In its technical report, DeepSeek claims that the V4 Pro model performs comparably to both Claude Opus 4.6 and GPT-5.4, despite the perceived lag reported by CAISI. Contrasting this evaluation, Ex0bit, a representative of DeepSeek, strongly denied the claim that DeepSeek V4 Pro is 8 months behind. The quote from Ex0bit emphatically states, “There’s no ‘gap’, and no one’s 8 months behind.
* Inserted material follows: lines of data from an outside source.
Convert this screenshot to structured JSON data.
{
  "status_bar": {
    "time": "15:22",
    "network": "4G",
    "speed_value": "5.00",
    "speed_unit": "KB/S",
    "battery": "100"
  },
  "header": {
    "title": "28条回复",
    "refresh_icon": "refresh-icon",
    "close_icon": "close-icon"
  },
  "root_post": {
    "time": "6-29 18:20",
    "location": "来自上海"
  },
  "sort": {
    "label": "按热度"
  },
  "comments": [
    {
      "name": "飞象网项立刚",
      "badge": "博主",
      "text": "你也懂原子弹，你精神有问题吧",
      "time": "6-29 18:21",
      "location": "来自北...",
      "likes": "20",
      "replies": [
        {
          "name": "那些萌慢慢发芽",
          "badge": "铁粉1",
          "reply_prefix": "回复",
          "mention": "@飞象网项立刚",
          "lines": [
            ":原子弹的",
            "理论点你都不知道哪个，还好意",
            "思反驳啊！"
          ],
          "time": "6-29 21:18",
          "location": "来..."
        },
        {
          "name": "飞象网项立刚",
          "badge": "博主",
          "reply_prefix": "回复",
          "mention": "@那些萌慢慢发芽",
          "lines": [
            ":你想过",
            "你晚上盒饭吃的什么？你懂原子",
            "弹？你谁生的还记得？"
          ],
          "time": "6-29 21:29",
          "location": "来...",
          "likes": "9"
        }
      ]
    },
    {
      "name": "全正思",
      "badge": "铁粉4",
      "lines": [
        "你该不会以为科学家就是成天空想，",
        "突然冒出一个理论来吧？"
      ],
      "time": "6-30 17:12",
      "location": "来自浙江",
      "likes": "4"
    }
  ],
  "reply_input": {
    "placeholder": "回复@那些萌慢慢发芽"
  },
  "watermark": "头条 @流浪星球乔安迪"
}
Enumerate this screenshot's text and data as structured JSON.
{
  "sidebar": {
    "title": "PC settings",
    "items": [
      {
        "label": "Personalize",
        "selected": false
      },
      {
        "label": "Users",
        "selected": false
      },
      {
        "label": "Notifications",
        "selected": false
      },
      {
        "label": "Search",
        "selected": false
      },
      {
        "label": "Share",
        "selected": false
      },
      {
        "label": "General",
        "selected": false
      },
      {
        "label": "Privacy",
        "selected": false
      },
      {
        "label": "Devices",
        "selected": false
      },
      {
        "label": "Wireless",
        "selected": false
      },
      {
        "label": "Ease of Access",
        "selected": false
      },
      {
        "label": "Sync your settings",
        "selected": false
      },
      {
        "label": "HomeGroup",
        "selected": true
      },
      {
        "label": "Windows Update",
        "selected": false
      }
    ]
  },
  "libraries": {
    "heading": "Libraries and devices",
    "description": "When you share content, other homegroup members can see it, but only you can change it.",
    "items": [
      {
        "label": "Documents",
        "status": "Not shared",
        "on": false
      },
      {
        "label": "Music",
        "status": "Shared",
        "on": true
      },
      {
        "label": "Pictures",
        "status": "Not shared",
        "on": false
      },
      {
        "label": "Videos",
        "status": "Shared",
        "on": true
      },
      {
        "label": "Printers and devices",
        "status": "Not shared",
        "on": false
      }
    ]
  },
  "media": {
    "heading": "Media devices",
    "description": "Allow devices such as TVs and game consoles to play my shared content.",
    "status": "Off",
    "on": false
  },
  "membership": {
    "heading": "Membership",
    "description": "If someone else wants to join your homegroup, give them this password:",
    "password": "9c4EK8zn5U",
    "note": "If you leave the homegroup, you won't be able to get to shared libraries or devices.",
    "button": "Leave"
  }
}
We’ve been trolled on every closed U.S drop and flexed on with open weights.” This highlights the skepticism towards CAISI’s methodology and insists on the competitive positioning of DeepSeek V4 Pro.
On May 1, the Center for AI Standards and Innovation (CAISI), a unit of NIST, evaluated DeepSeek V4 Pro and concluded it lags the frontier by about eight months, reflected in IRT-estimated Elo scores: GPT-5.5 1,260; Claude Opus 4.6 999; DeepSeek V4 Pro approximately 800 (±28); and GPT-5.4 mini 749.
On public benchmarks, DeepSeek scored 90% on GPQA-Diamond (Opus 4.6 91%), 97% on OTIS-AIME-2025, 96% on PUMaC 2024, 96% on SMT 2025, and 74% on SWE-Bench Verified (GPT-5.5 81%).
DeepSeek’s technical report asserts V4 Pro matches Opus 4.6 and GPT-5.4, and Ex0bit rejected the assessment’s 8-month lag finding.